I will describe the situation in a concrete example, that will provide some status and log data to analyze the issue.
Background: Our Installation
We run a mongodb 7.0.7 aks kubernetes cluster using a StatefulSet
Analysis
In the status section of the pod's yaml (see below) I can see that the pod was terminated with status code 0, but I can't see a reason, why the pod isn't restarted. Of course we have restartPolicy: Always
In the kubelet logs (also below) I can see that the pod was evicted (because of NodeHasInsufficientMemory).

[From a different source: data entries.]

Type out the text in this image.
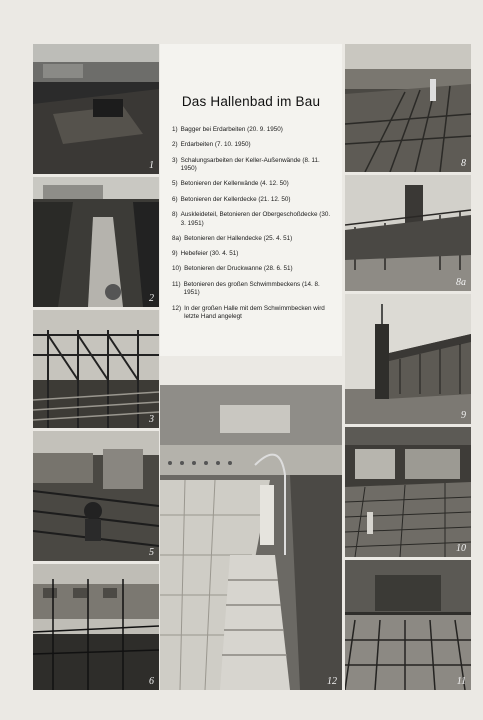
1
2
3
5
6
Das Hallenbad im Bau
1) Bagger bei Erdarbeiten (20. 9. 1950)
2) Erdarbeiten (7. 10. 1950)
3) Schalungsarbeiten der Keller-Außenwände (8. 11. 1950)
5) Betonieren der Kellerwände (4. 12. 50)
6) Betonieren der Kellerdecke (21. 12. 50)
8) Auskleideteil, Betonieren der Obergeschoßdecke (30. 3. 1951)
8a) Betonieren der Hallendecke (25. 4. 51)
9) Hebefeier (30. 4. 51)
10) Betonieren der Druckwanne (28. 6. 51)
11) Betonieren des großen Schwimmbeckens (14. 8. 1951)
12) In der großen Halle mit dem Schwimmbecken wird letzte Hand angelegt
12
8
8a
9
10
11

My understanding of kubernetes is, that the pod
- should be always rescheduled, so that the StatefulSet has the desired count of healthy pods.
- remains in Pending state as long as not enough resources are available
- the pod will be created as soon as enough resources are available
Question
- Is my understanding correct?
- So why isn't the pod rescheduled?
- Which kubernetes process should care about the rescheduling?
- Can I find more logs about rescheduling?
Status YAML
status:
conditions:
...
- lastProbeTime: null
lastTransitionTime: "2024-04-30T23:48:10Z"
reason: PodCompleted
status: "False"
type: Ready
- lastProbeTime: null
lastTransitionTime: "2024-04-30T23:48:10Z"
reason: PodCompleted
status: "False"
type: ContainersReady
...
containerStatuses:
- containerID: containerd://12345
image: mongodb:7.0.7
imageID: mongodb@sha256:12345
lastState: {}
name: mongodb
ready: false
restartCount: 0
started: false
state:
terminated:
containerID: containerd://123345
exitCode: 0
finishedAt: "2024-04-30T23:48:09Z"
reason: Completed
startedAt: "2024-04-24T17:55:38Z"
Kubelet Log
kubectl debug node/mynode -it --image=busybox
chroot /host
journalctl -u kubelet -o cat|grep mongodb
...
... kuberuntime_container.go ... : "Killing container with a grace period" pod="mongodb-0" ...
... eviction_manager.go:427] "Eviction manager: pods successfully cleaned up" pods=[mongodb-0]